Last week I listed my beautiful wedding dress for sale. It’s a Maggie Sottero in diamond white satin. It’s a strapless number with a rouched bodice and a lace-up corset back so it fits like a glove accentuating the curve of the waist while hiding any hip/thigh flaws you may not want to showcase. It’s got some embellishments across the neckline and around the back with a stunning appliqué that hits just below the hip on the side. I say it’s sophisticated and classy with a good hint of sparkle.
Honestly, selling it wasn’t a tough decision for me. With regards to the wedding, I only have three regrets. Well maybe “regrets” is an overly strong statement. I should say there are three things I would have done a little differently, small tweaks. And my wedding dress is one of them.
I can say looking at the wedding photos that it looked fantastic on me. I was gorgeous. It fit the Caribbean venue and Scott was blown away by it. It showed off every aspect I wanted it to while hiding those I wasn’t as comfortable with.

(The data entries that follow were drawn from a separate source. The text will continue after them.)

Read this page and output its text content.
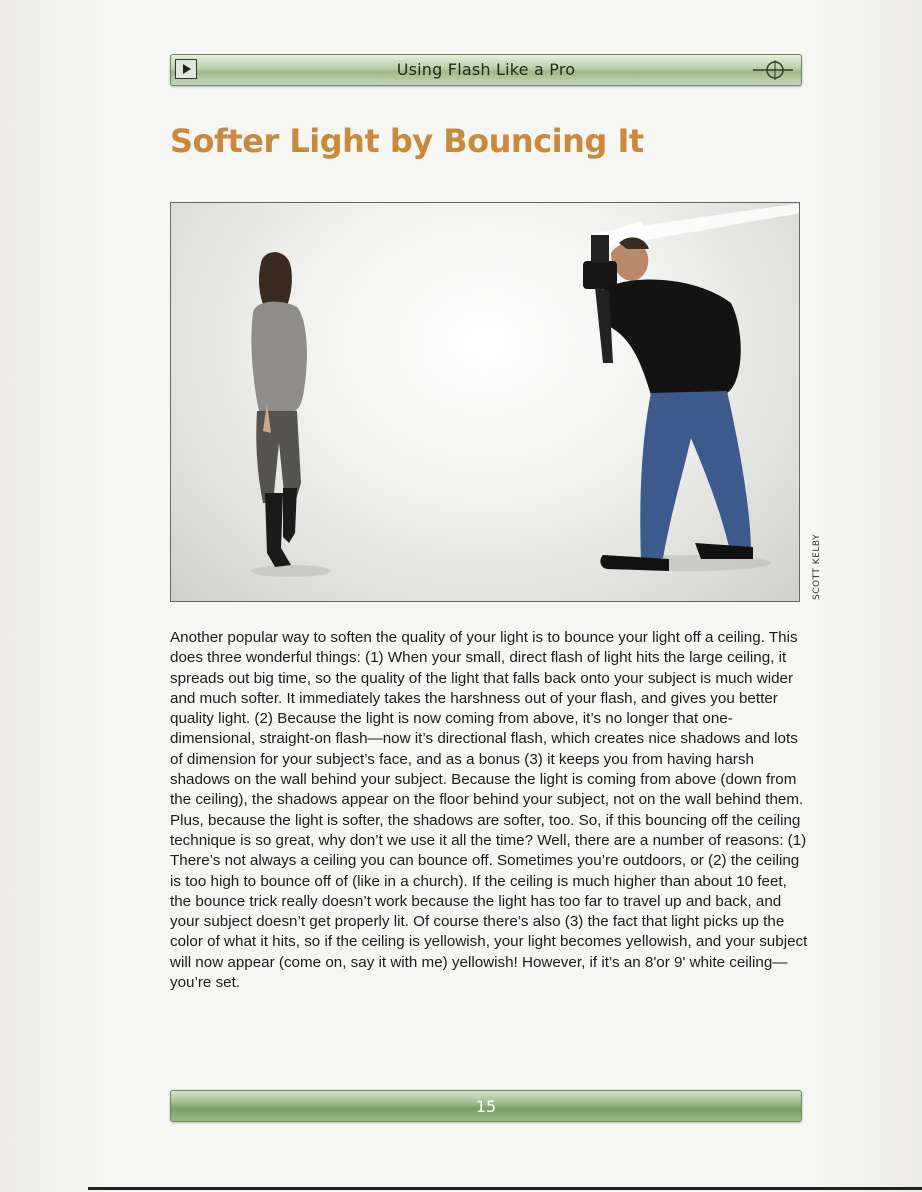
Using Flash Like a Pro
Softer Light by Bouncing It
SCOTT KELBY

Another popular way to soften the quality of your light is to bounce your light off a ceiling. This does three wonderful things: (1) When your small, direct flash of light hits the large ceiling, it spreads out big time, so the quality of the light that falls back onto your subject is much wider and much softer. It immediately takes the harshness out of your flash, and gives you better quality light. (2) Because the light is now coming from above, it’s no longer that one-dimensional, straight-on flash—now it’s directional flash, which creates nice shadows and lots of dimension for your subject’s face, and as a bonus (3) it keeps you from having harsh shadows on the wall behind your subject. Because the light is coming from above (down from the ceiling), the shadows appear on the floor behind your subject, not on the wall behind them. Plus, because the light is softer, the shadows are softer, too. So, if this bouncing off the ceiling technique is so great, why don’t we use it all the time? Well, there are a number of reasons: (1) There’s not always a ceiling you can bounce off. Sometimes you’re outdoors, or (2) the ceiling is too high to bounce off of (like in a church). If the ceiling is much higher than about 10 feet, the bounce trick really doesn’t work because the light has too far to travel up and back, and your subject doesn’t get properly lit. Of course there’s also (3) the fact that light picks up the color of what it hits, so if the ceiling is yellowish, your light becomes yellowish, and your subject will now appear (come on, say it with me) yellowish! However, if it’s an 8'or 9' white ceiling—you’re set.

15
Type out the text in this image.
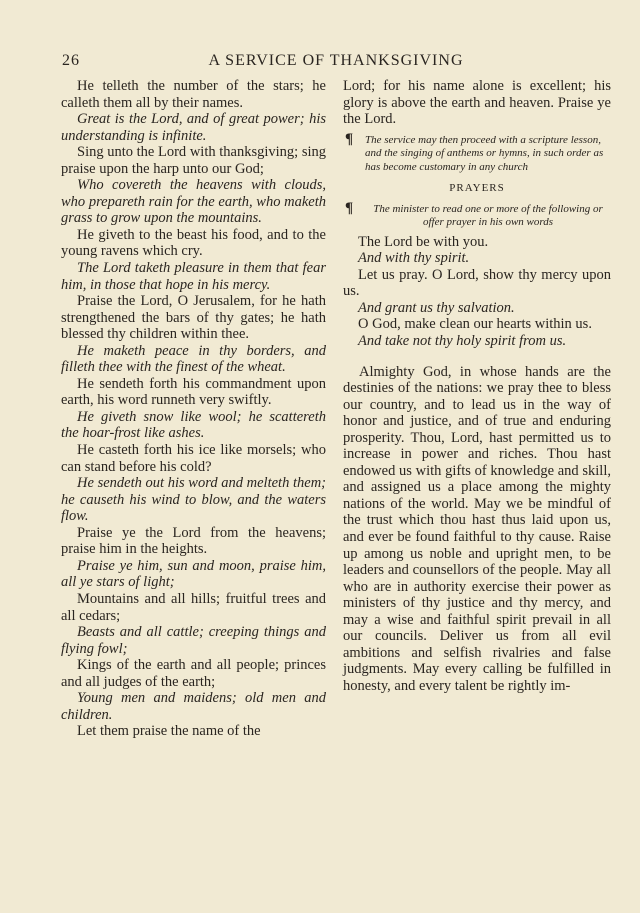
26	A SERVICE OF THANKSGIVING

He telleth the number of the stars; he calleth them all by their names.

Great is the Lord, and of great power; his understanding is infinite.

Sing unto the Lord with thanksgiving; sing praise upon the harp unto our God;

Who covereth the heavens with clouds, who prepareth rain for the earth, who maketh grass to grow upon the mountains.

He giveth to the beast his food, and to the young ravens which cry.

The Lord taketh pleasure in them that fear him, in those that hope in his mercy.

Praise the Lord, O Jerusalem, for he hath strengthened the bars of thy gates; he hath blessed thy children within thee.

He maketh peace in thy borders, and filleth thee with the finest of the wheat.

He sendeth forth his commandment upon earth, his word runneth very swiftly.

He giveth snow like wool; he scattereth the hoar-frost like ashes.

He casteth forth his ice like morsels; who can stand before his cold?

He sendeth out his word and melteth them; he causeth his wind to blow, and the waters flow.

Praise ye the Lord from the heavens; praise him in the heights.

Praise ye him, sun and moon, praise him, all ye stars of light;

Mountains and all hills; fruitful trees and all cedars;

Beasts and all cattle; creeping things and flying fowl;

Kings of the earth and all people; princes and all judges of the earth;

Young men and maidens; old men and children.

Let them praise the name of the

Lord; for his name alone is excellent; his glory is above the earth and heaven. Praise ye the Lord.

¶ The service may then proceed with a scripture lesson, and the singing of anthems or hymns, in such order as has become customary in any church
PRAYERS
¶	The minister to read one or more of the following or offer prayer in his own words

The Lord be with you.

And with thy spirit.

Let us pray. O Lord, show thy mercy upon us.

And grant us thy salvation.

O God, make clean our hearts within us.

And take not thy holy spirit from us.

Almighty God, in whose hands are the destinies of the nations: we pray thee to bless our country, and to lead us in the way of honor and justice, and of true and enduring prosperity. Thou, Lord, hast permitted us to increase in power and riches. Thou hast endowed us with gifts of knowledge and skill, and assigned us a place among the mighty nations of the world. May we be mindful of the trust which thou hast thus laid upon us, and ever be found faithful to thy cause. Raise up among us noble and upright men, to be leaders and counsellors of the people. May all who are in authority exercise their power as ministers of thy justice and thy mercy, and may a wise and faithful spirit prevail in all our councils. Deliver us from all evil ambitions and selfish rivalries and false judgments. May every calling be fulfilled in honesty, and every talent be rightly im-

I know that it took some of the attendees’ breath away and my mother quite literally gasped the first time she saw me in it (no one wants a better reaction than that; a mother’s gasp in sheer awe). But me…I never had that “OMG, this is the one…” kind of experience when I bought it.

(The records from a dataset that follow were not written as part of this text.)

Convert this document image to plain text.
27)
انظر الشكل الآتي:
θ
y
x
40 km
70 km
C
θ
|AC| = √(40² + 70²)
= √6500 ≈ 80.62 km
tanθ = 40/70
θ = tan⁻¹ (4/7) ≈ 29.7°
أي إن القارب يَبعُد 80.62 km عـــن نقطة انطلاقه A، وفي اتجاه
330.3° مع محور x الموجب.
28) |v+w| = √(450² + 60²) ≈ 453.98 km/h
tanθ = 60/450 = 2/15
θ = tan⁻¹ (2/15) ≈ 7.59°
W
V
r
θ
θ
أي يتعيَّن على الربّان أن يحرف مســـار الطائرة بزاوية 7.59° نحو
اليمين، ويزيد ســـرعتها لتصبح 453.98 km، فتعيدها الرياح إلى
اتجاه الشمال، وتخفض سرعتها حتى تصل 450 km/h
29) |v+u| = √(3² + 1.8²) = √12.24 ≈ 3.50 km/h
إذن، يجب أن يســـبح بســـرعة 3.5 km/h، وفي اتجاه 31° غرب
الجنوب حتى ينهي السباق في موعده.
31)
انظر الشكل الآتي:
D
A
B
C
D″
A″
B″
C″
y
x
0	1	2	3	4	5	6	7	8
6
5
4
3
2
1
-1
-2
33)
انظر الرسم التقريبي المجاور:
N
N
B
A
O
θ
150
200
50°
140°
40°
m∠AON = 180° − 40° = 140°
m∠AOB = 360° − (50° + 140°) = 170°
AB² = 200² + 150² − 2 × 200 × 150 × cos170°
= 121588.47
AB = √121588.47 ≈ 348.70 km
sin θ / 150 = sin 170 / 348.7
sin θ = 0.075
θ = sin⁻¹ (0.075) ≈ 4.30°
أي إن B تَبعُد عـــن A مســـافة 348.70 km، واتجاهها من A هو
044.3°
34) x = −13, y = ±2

So why did I buy it? Because I could see the dress for what it was; stunning and perfect for me, my body and the venue. I did love it but I just didn’t “looooovvvveeee” it! It didn’t blow me away or take my breath away. I didn’t well up and cry. I wasn’t overwhelmed by emotion the first time I put it on, or the second, or the third. And to this day, I have no idea why I didn’t.

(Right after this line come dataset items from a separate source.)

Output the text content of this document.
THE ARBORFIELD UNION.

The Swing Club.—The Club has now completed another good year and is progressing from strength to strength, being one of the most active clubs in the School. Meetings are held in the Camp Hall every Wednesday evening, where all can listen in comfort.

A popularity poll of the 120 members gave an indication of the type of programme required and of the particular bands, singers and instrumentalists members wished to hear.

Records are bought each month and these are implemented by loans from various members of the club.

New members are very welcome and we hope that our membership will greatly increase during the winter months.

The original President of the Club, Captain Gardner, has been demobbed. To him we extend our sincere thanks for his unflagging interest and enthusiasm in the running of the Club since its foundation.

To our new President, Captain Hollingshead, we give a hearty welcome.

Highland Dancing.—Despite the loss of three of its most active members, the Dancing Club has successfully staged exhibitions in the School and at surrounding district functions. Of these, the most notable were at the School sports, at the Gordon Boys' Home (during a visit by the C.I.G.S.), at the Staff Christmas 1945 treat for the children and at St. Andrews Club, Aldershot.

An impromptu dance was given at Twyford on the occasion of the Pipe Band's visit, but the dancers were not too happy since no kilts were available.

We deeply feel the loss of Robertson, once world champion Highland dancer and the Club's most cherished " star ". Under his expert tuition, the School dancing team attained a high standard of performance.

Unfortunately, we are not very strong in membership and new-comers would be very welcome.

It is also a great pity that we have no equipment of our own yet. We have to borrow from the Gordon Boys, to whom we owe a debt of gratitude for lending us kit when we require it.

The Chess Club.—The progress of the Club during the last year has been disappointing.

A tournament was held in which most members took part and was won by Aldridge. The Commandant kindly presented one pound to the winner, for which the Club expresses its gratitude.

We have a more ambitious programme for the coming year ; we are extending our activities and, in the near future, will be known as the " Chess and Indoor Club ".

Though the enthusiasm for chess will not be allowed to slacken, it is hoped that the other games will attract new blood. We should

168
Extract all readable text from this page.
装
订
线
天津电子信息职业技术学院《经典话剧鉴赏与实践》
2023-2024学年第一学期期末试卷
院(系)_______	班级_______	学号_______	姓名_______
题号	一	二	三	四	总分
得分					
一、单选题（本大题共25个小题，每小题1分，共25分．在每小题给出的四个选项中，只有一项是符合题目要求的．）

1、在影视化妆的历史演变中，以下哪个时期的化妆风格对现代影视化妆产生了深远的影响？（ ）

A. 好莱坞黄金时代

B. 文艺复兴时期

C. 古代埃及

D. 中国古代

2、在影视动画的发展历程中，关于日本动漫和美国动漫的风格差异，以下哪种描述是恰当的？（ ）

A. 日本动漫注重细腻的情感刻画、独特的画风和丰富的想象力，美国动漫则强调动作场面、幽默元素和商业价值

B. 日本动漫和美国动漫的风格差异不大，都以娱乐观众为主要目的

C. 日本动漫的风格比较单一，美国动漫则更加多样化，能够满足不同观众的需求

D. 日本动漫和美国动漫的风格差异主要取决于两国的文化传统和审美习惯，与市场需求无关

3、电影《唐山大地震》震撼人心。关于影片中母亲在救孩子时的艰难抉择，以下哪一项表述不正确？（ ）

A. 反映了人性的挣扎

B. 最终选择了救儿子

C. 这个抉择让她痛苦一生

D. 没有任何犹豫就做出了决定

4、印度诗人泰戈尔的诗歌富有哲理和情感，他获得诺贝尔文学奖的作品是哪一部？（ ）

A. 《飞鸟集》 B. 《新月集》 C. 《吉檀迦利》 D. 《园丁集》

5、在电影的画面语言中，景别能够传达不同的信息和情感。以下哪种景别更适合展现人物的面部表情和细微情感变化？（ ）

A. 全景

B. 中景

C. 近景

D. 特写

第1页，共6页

The moment after I paid the deposit, I sort of regretted it. And in the spirit of “no regrets” I did spend the next five months looking for something to top it. I searched, I tried on, I compared. And that was just it; I never did find anything to top it. So…I wore it quite happily. And it also means I am quite comfortable to sell it. I am not emotionally attached to it.
Honestly, I wish I would have given more thought to the idea of Scott going dress shopping with me. Not because I think the outcome would have been different and not because my very best gal pal wasn’t amazing, wonderful, and patient; she was all that and more. But, one of the things I love most about Scott and I is how we share in everything together; and none more than the wedding. It was a true statement of the two of us, a reflection of us and of our relationship and our commitment to one another. And when we were shopping for his perfect suit, he asked me why I got to be there when he was not welcome to shop with me for my dress. Why indeed?
What is about that tradition that makes us ladies shop for the most important “dress” we’ll ever wear without the opinion of the most important person in our lives? When we got back from the wedding, I saw an episode of TLC’s Say Yes to the Dress and they featured a couple shopping together and it was so ultra-romantique and it made me go “awwwww….I wish we could have done that…” At that moment, I was a bit taken aback and surprised that I hadn’t considered shopping together because, in seeing that couple, I realized Scott and I would have had a blast shopping for my dress together. For me, it wasn’t about bad luck but I think it boiled down to wanting to surprise him, to take his breath away, and watch him gasp at my beauty! But honestly, I think he would have done that anyway. In the end, the time has passed and it was what it was and…it all turned out beautifully!
What was your experience buying a wedding dress? Did you have that all-knowing, head-over-heels, MUST HAVE feeling or did you buy something that you knew looked great but didn’t give you that “wohooo” feeling?
Did you shop with close women friends/family or did you break tradition and bring your beau along?